Token Metrics and Upcoming Pressure

H token had reached an all-time high of $0.848 on June 1 to 2, giving the project a fully diluted valuation of approximately $1.05 billion at that price. The circulating supply at the time of the attack was roughly 1.825 billion tokens out of a total supply of 10 billion, placing the pre-exploit circulating market cap at an estimated $297 million. Following the exploit, those circulating tokens collapsed in value as the price dropped to $0.052, effectively erasing nearly the entire pre-exploit baseline in a single session.

Adding further pressure: a scheduled token unlock on June 25, 2026 will release 266 million H tokens, worth approximately $28 million at pre-exploit prices, to the Ecosystem Fund. With confidence shaken and the price still depressed, that unlock represents a significant near-term supply event that the market will be watching closely.

Regional Stakes Are High

This incident carries particular weight in South Asia and sub-Saharan Africa, two regions where decentralized identity systems are not just a Web3 experiment but a potential alternative to bureaucratic and exclusionary ID infrastructure. For populations in Nigeria, Kenya, India, and Pakistan with inconsistent access to formal government verification, protocols like Humanity Protocol represent a meaningful path to financial and civic participation.

The blockchain identity management market in Africa is projected to reach $290 million in 2026, and India's segment is estimated at $100 million, according to Fortune Business Insights.

A high-profile collapse of a $1 billion identity protocol could slow institutional and developer confidence in these markets at a critical moment of growth.

Sandeep Nailwal's involvement as an angel investor means the incident will get significant attention across the South Asian Web3 community, given his standing as one of India's most prominent blockchain figures and his technical link to the underlying Polygon infrastructure.

Users across Southeast Asia and the Middle East who participated in Humanity Protocol's airdrop program through OKX Wallet also face direct losses on their H holdings.

Any developer or organization in these regions that has integrated Humanity Protocol's PoH verification tools or Verifiable Credentials infrastructure should treat those integrations as high-risk until the attack vector is publicly disclosed and patched.

What Comes Next

This exploit lands inside an already brutal stretch for decentralized finance security.

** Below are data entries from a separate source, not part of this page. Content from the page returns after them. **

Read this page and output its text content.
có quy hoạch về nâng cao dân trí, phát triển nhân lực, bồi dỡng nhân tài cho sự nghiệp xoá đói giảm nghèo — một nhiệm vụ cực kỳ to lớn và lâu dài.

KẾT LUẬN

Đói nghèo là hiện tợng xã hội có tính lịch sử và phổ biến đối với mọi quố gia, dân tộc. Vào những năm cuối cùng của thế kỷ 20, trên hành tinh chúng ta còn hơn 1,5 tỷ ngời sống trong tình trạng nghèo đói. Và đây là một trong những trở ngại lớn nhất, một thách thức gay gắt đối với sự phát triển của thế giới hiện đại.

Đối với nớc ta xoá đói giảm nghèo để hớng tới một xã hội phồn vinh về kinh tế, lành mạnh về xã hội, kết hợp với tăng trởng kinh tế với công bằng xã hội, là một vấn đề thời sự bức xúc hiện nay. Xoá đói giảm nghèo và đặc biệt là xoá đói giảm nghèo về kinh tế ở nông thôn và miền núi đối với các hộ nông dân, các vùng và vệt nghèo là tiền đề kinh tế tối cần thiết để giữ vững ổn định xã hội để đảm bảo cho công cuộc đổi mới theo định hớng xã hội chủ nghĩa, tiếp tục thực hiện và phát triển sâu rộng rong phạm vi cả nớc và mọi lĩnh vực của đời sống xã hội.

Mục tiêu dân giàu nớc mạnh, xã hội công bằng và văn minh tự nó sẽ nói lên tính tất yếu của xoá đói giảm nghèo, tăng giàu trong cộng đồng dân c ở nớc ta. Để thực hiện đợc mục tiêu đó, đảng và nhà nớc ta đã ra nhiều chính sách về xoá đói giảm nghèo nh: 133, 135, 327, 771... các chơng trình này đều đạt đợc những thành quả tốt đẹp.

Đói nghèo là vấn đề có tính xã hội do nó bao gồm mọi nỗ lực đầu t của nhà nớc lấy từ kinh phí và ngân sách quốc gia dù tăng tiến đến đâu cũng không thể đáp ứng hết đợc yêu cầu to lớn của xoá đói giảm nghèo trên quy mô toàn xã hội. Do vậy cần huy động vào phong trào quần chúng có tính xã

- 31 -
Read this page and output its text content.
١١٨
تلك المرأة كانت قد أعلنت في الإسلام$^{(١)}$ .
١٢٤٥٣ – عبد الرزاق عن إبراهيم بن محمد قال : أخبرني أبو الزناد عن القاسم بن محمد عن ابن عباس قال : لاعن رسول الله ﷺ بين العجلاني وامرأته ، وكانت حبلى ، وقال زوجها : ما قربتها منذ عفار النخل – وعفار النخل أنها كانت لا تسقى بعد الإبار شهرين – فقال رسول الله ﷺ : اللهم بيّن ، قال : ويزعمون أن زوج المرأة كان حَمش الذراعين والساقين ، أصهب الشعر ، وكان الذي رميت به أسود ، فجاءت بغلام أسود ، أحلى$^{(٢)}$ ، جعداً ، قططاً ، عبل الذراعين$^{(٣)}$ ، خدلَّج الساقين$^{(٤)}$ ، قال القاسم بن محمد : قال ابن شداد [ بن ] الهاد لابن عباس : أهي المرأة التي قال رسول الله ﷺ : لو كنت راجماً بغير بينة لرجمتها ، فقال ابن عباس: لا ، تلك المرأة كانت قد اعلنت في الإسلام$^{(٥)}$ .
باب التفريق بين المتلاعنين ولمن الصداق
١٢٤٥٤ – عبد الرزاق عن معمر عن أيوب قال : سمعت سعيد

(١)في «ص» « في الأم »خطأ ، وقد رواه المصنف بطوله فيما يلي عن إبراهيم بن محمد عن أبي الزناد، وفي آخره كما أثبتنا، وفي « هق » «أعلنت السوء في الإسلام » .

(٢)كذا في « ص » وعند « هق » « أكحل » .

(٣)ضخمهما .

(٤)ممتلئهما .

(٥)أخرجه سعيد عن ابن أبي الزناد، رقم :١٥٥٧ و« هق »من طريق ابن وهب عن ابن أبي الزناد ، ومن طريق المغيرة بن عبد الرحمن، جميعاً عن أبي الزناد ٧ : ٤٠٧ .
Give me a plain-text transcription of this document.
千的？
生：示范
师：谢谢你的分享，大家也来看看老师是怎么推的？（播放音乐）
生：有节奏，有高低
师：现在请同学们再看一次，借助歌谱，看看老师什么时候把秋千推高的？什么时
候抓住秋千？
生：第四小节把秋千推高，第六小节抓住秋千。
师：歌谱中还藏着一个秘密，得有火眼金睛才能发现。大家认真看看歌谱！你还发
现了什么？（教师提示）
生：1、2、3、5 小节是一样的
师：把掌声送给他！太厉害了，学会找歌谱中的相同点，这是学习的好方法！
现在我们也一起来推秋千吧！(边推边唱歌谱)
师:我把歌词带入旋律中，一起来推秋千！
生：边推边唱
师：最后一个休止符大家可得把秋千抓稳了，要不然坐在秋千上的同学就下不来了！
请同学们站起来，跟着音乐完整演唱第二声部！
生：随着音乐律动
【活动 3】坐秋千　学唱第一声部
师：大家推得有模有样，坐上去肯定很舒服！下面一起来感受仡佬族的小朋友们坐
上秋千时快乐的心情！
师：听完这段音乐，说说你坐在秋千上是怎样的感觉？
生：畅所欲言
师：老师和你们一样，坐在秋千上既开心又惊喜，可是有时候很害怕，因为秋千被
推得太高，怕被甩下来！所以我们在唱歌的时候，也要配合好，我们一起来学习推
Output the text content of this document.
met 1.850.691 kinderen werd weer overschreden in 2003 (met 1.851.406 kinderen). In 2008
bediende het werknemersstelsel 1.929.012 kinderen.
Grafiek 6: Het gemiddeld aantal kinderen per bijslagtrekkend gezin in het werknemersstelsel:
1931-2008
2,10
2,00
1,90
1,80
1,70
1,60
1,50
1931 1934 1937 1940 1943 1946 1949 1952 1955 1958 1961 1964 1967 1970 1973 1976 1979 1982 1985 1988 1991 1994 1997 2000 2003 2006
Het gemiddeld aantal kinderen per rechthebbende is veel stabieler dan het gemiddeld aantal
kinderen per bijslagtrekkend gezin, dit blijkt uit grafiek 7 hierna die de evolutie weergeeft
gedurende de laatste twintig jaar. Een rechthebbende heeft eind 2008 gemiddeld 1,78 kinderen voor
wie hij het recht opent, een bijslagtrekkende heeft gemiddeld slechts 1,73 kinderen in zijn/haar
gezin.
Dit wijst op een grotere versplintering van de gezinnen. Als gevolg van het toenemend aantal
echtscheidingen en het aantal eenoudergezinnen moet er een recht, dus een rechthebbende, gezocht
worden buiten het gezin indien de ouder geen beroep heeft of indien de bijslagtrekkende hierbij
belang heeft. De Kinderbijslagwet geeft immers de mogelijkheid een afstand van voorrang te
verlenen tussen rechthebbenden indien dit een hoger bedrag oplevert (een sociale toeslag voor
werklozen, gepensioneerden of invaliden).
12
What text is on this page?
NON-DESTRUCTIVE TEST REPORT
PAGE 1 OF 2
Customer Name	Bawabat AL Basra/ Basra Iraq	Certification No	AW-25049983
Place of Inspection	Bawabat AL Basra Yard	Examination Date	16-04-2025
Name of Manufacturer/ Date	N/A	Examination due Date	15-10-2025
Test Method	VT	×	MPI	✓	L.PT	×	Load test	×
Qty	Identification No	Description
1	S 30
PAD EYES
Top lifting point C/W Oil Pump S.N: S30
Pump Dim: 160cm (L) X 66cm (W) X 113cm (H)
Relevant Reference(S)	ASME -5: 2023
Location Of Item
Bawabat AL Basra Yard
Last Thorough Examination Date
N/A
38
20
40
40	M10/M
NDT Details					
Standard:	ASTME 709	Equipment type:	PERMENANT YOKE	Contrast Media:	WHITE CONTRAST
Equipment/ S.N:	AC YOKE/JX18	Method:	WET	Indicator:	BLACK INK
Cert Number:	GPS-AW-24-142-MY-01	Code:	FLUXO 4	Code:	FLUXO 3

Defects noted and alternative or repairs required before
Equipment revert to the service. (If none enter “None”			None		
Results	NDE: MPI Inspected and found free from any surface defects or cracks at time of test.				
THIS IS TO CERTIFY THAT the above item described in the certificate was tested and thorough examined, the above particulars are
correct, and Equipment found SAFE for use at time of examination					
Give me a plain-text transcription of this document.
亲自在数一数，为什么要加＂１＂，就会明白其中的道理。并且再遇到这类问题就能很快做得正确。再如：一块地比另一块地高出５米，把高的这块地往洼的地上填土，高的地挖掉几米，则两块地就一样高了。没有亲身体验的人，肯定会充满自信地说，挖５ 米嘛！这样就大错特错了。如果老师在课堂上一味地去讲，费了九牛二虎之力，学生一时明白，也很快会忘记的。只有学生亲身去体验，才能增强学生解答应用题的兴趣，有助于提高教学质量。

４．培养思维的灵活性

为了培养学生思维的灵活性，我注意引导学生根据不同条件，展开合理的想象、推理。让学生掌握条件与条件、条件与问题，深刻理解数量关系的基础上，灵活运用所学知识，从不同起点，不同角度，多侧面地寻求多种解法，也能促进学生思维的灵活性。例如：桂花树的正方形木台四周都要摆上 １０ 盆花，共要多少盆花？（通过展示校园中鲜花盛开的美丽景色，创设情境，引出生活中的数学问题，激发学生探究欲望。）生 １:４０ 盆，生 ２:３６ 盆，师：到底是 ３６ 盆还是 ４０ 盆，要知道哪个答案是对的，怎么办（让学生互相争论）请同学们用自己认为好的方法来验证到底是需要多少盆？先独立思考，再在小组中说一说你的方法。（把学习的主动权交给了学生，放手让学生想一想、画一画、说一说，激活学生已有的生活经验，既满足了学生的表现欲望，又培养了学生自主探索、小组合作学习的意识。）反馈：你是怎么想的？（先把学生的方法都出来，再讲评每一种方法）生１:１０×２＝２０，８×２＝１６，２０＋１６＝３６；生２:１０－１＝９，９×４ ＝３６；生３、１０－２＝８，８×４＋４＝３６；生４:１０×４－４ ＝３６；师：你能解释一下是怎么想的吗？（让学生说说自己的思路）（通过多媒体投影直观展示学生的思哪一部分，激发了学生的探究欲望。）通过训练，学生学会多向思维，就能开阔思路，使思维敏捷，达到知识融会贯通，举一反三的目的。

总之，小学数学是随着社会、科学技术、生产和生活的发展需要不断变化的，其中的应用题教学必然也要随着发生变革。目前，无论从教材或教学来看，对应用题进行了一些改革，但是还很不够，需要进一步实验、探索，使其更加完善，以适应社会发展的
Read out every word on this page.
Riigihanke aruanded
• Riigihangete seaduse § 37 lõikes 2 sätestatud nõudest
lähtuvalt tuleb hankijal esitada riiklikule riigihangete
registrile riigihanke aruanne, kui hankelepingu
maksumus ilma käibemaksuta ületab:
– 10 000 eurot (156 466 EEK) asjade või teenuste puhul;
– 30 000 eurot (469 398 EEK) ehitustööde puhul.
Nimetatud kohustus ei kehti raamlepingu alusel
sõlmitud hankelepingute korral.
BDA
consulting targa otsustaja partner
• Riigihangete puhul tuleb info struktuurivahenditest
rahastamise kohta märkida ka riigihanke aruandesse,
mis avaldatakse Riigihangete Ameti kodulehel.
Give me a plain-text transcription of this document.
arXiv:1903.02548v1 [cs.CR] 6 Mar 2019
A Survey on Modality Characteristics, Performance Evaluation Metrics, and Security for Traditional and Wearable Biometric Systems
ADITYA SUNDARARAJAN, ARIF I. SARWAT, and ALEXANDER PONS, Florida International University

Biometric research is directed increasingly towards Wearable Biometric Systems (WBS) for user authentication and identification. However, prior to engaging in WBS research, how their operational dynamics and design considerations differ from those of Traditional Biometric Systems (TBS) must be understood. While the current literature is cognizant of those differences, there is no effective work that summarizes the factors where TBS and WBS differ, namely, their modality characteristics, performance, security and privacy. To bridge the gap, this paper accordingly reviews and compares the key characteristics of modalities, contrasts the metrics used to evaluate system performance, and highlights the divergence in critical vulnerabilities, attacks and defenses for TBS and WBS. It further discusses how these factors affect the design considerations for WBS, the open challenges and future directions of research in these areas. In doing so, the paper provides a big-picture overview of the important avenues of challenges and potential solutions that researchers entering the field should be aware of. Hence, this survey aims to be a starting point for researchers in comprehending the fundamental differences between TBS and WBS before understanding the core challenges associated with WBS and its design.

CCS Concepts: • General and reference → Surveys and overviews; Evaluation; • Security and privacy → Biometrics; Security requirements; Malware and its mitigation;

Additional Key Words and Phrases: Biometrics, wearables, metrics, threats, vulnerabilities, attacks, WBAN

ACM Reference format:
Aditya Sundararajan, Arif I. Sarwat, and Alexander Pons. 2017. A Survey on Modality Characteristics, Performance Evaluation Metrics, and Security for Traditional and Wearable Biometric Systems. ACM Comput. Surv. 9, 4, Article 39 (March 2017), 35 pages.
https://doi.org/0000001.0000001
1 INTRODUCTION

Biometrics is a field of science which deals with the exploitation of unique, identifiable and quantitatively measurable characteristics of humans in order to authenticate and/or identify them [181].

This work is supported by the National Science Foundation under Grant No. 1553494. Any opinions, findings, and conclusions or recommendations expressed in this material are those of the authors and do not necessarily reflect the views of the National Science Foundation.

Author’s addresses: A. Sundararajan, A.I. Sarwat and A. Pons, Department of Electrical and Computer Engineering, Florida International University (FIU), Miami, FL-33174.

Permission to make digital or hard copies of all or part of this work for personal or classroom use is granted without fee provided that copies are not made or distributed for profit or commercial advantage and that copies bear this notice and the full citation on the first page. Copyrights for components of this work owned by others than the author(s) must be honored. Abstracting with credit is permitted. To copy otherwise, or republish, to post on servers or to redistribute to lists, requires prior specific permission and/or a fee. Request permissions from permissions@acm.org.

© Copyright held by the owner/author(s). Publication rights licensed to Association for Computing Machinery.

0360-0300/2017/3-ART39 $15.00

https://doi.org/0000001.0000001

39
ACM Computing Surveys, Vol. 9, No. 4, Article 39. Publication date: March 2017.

More than $840 million has been lost across 47 or more DeFi incidents through May 2026, with April alone accounting for $629 million, the worst single month on record. Industry tracking data estimates that approximately 76 percent of 2026 crypto losses are attributable to North Korean-linked actors, a sobering backdrop against which each new incident is now assessed.

Humanity Protocol's $32 million loss adds to that total and renews questions about security readiness for protocols in early mainnet stages.

Among the most pressing unresolved issues is the silence from the project's leadership. No acknowledgment of the breach, technical post-mortem, or recovery plan has appeared on official channels as of publication. Until those communications appear, users and developers should treat all protocol interactions as carrying unresolved risk.